Sarah Blotcky performed as a "dramatic reciter" in the midwest before going to New York. Sarah Biala's first Broadway show was A Citizen's Home (1909). She continued to appear on Broadway, with roles in Baby Mine (1910), The Clouds (1911), The Ghost Breaker (1913), Pilate's Daughter (1914), Some Baby! (1915), Paganini (1916), The Torches (1917), and The Broken Chain (1929). During World War I she appeared in two topical dramas: War Brides (1916), and The Weaker One (1918). She also appeared in Mary Magdalene and The Snow Storm at the Hackett Theatre in New York, and in Three Spoonfuls in London in 1915. She appeared in several silent films, including The Heart of a Gypsy (1919), The Fear Market (1920), and The Law of the Yukon (1920).
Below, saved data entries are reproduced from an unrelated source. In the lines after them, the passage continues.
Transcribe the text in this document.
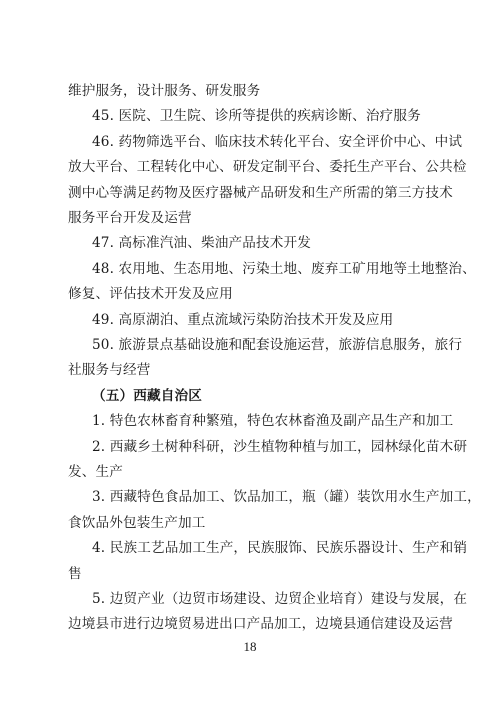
维护服务，设计服务、研发服务
45. 医院、卫生院、诊所等提供的疾病诊断、治疗服务
46. 药物筛选平台、临床技术转化平台、安全评价中心、中试
放大平台、工程转化中心、研发定制平台、委托生产平台、公共检
测中心等满足药物及医疗器械产品研发和生产所需的第三方技术
服务平台开发及运营
47. 高标准汽油、柴油产品技术开发
48. 农用地、生态用地、污染土地、废弃工矿用地等土地整治、
修复、评估技术开发及应用
49. 高原湖泊、重点流域污染防治技术开发及应用
50. 旅游景点基础设施和配套设施运营，旅游信息服务，旅行
社服务与经营
（五）西藏自治区
1. 特色农林畜育种繁殖，特色农林畜渔及副产品生产和加工
2. 西藏乡土树种科研，沙生植物种植与加工，园林绿化苗木研
发、生产
3. 西藏特色食品加工、饮品加工，瓶（罐）装饮用水生产加工，
食饮品外包装生产加工
4. 民族工艺品加工生产，民族服饰、民族乐器设计、生产和销
售
5. 边贸产业（边贸市场建设、边贸企业培育）建设与发展，在
边境县市进行边境贸易进出口产品加工，边境县通信建设及运营
18
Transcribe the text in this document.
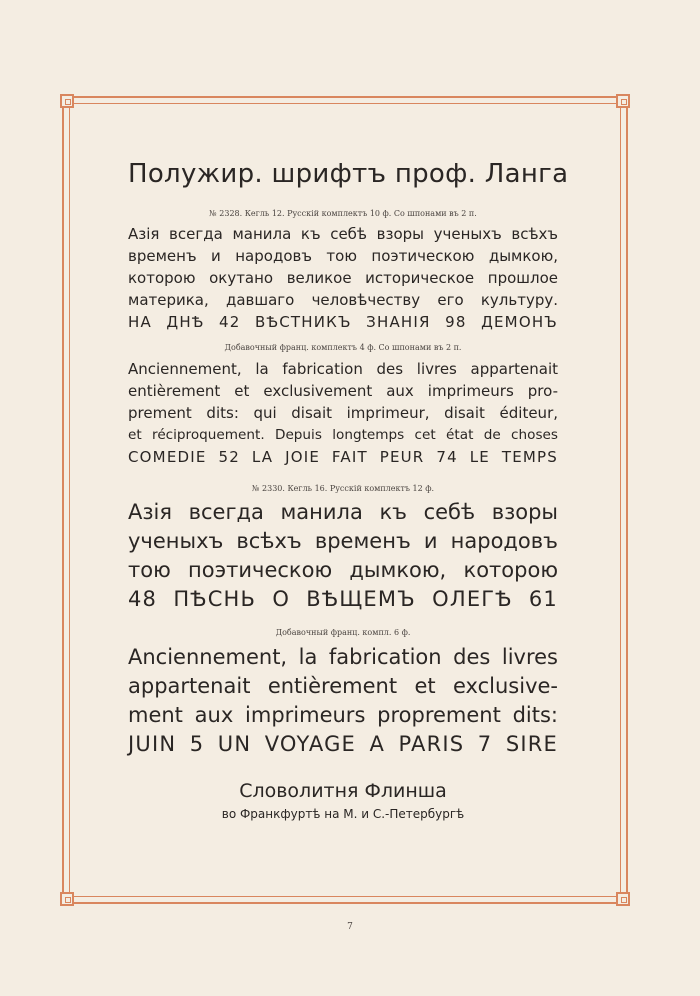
Полужир. шрифтъ проф. Ланга
№ 2328. Кегль 12. Русскій комплектъ 10 ф. Со шпонами въ 2 п.
Азія всегда манила къ себѣ взоры ученыхъ всѣхъ
временъ и народовъ тою поэтическою дымкою,
которою окутано великое историческое прошлое
материка, давшаго человѣчеству его культуру.
НА ДНѢ 42 ВѢСТНИКЪ ЗНАНІЯ 98 ДЕМОНЪ
Добавочный франц. комплектъ 4 ф. Со шпонами въ 2 п.
Anciennement, la fabrication des livres appartenait
entièrement et exclusivement aux imprimeurs pro-
prement dits: qui disait imprimeur, disait éditeur,
et réciproquement. Depuis longtemps cet état de choses
COMEDIE 52 LA JOIE FAIT PEUR 74 LE TEMPS
№ 2330. Кегль 16. Русскій комплектъ 12 ф.
Азія всегда манила къ себѣ взоры
ученыхъ всѣхъ временъ и народовъ
тою поэтическою дымкою, которою
48 ПѢСНЬ О ВѢЩЕМЪ ОЛЕГѢ 61
Добавочный франц. компл. 6 ф.
Anciennement, la fabrication des livres
appartenait entièrement et exclusive-
ment aux imprimeurs proprement dits:
JUIN 5 UN VOYAGE A PARIS 7 SIRE
Словолитня Флинша
во Франкфуртѣ на М. и С.-Петербургѣ
7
Biala was described as having "deep, tragic eyes". In 1910, she was refused membership in the Three Arts Club because she was Jewish. In 1934 she returned to New York to study acting with Frances Duff-Robinson.

==Personal life==
Sarah Biala married Harry D. Cohen in 1920, in Chicago. They lived in Iowa, where she sometimes gave dramatic readings. She died in 1963, aged 82 years. Her remains were buried in the Jewish cemetery in Des Moines, Iowa.